Die Hearings sollten für die Öffentlichkeit via Livestream und Video on Demand zugänglich sein, vom Nationalrat unter Zuhilfenahme der Parlamentsdirektion vorbereitet und durch einen ständigen Unterausschuss des Verfassungsausschusses durchgeführt werden. Leichtfried erhofft sich durch die Maßnahme "maximale Transparenz" bei derartigen Postenbesetzungen und ein "wirksames Mittel gegen die von der Regierung praktizierten Hinterzimmerdeals".
Hoyos für Cooling-Off-Phase
Transparenz auf gleich mehreren Ebenen fordern die NEOS ein. So forderte auch Hoyos in einer Pressekonferenz öffentliche Hearings für alle öffentlichen Stellen, aber auch bei der Beauftragung der Personalagenturen selbst. Aber auch bei den Ein- und Ausgaben der Parteien und den Auftragsvergaben des Staates müsse es mehr Einblick geben. Nicht zuletzt verlangte Hoyos erneut auch eine Cooling-Off-Phase für Politikerinnen und Politiker.
Die NEOS hätten sich vor zehn Jahren gegründet, um genau derartige Missstände im politischen System aufzuzeigen und sie auch anzugreifen, sprach Hoyos die aufgetauchten Sideletter an. Nun sei für die Reform des politischen Systems klar: "Es gibt jetzt kein Zurück mehr."
"Wenn SPÖ-Wähler schon als Gsindl diffamiert werden, dann will ich gar nicht wissen, wie über andere politische Mitbewerber bei der ÖVP hergezogen wird", stellte Alexander Murlasits, Landesparteisekretär der FPÖ Niederösterreich, in einer Aussendung fest. Er glaube zudem nicht, "dass der Sager aus der aufgeheizten Stimmung infolge der Flüchtlingskrise entstanden ist". Die neuesten Chat-Enthüllungen seien "der Beweis dessen, was viele in unserem Land längst wissen", so Murlasits. Landeshauptfrau Johanna Mikl-Leitner sei "in der ÖVP-Korruptionsmaschinerie und beim Postenschacher mittendrin statt nur dabei".
Zusammenfassung
- Die SPÖ fordert eine Reaktion von Bundeskanzler Karl Nehammer (ÖVP) auf die am Montag publik gewordenen Anti-SPÖ-SMS aus der Zeit der rot-schwarzen Koalition in der Johanna Mikl-Leitner (ÖVP) die SPÖ als "Gsindl" bezeichnet.

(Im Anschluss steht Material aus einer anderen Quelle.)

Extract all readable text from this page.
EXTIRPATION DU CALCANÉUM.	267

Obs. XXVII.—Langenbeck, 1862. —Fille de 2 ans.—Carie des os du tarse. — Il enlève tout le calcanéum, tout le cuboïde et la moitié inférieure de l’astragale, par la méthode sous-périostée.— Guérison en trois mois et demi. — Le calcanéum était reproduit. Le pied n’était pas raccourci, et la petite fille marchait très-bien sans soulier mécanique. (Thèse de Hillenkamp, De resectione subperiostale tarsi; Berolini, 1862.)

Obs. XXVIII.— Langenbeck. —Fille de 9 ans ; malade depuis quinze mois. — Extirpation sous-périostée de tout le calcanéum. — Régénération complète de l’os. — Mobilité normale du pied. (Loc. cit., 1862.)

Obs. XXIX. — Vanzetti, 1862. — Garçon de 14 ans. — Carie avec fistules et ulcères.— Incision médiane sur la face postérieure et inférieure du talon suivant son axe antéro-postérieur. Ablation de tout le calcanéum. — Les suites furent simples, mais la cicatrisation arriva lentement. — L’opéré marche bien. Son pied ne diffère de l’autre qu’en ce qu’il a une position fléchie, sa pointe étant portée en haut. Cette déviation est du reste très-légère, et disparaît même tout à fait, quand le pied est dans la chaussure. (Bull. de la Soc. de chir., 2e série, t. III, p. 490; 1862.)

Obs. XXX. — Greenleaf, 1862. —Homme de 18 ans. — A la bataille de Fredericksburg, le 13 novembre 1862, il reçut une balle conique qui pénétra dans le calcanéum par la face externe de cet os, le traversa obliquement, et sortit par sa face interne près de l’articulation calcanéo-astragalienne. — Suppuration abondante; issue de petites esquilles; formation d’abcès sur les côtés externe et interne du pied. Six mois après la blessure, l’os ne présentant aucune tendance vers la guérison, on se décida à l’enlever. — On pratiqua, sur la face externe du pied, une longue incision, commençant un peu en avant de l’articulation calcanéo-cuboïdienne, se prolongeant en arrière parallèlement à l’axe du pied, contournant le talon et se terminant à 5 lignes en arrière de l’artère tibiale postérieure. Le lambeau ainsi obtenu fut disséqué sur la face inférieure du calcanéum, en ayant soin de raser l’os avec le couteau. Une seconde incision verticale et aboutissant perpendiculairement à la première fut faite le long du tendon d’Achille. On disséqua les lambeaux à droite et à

- An Dienstagabend legte die SPÖ dann noch einmal nach. Chefin Rendi-Wagner und der Landesparteivorsitzende in Niederösterreich, Landeshauptmannstellvertreter Franz Schnabl richteten einen offenen Brief an Mikl-Leitner und Nehammer.
- Sie forderten eine "neue politische Kultur" und eine Entschuldigung "gegenüber allen Menschen im Land" und kritisierten ein "erschreckendes Bild des Denkens über Menschen" und "parteipolitischen Machtmissbrauch".
- Die SPÖ spricht sich für verpflichtende öffentliche Hearings im Parlament für Spitzenfunktionen in Höchstgerichten und auf EU-Ebene aus, die auf Vorschlag der Bundesregierung besetzt werden.
- Anlass für die Forderung sind bekannt gewordene Koalitionsvereinbarungen der Vergangenheit zu Postenbesetzungen.
- Transparenz auf gleich mehreren Ebenen fordern die NEOS ein. So forderte auch Hoyos in einer Pressekonferenz öffentliche Hearings für alle öffentlichen Stellen, aber auch bei der Beauftragung der Personalagenturen selbst.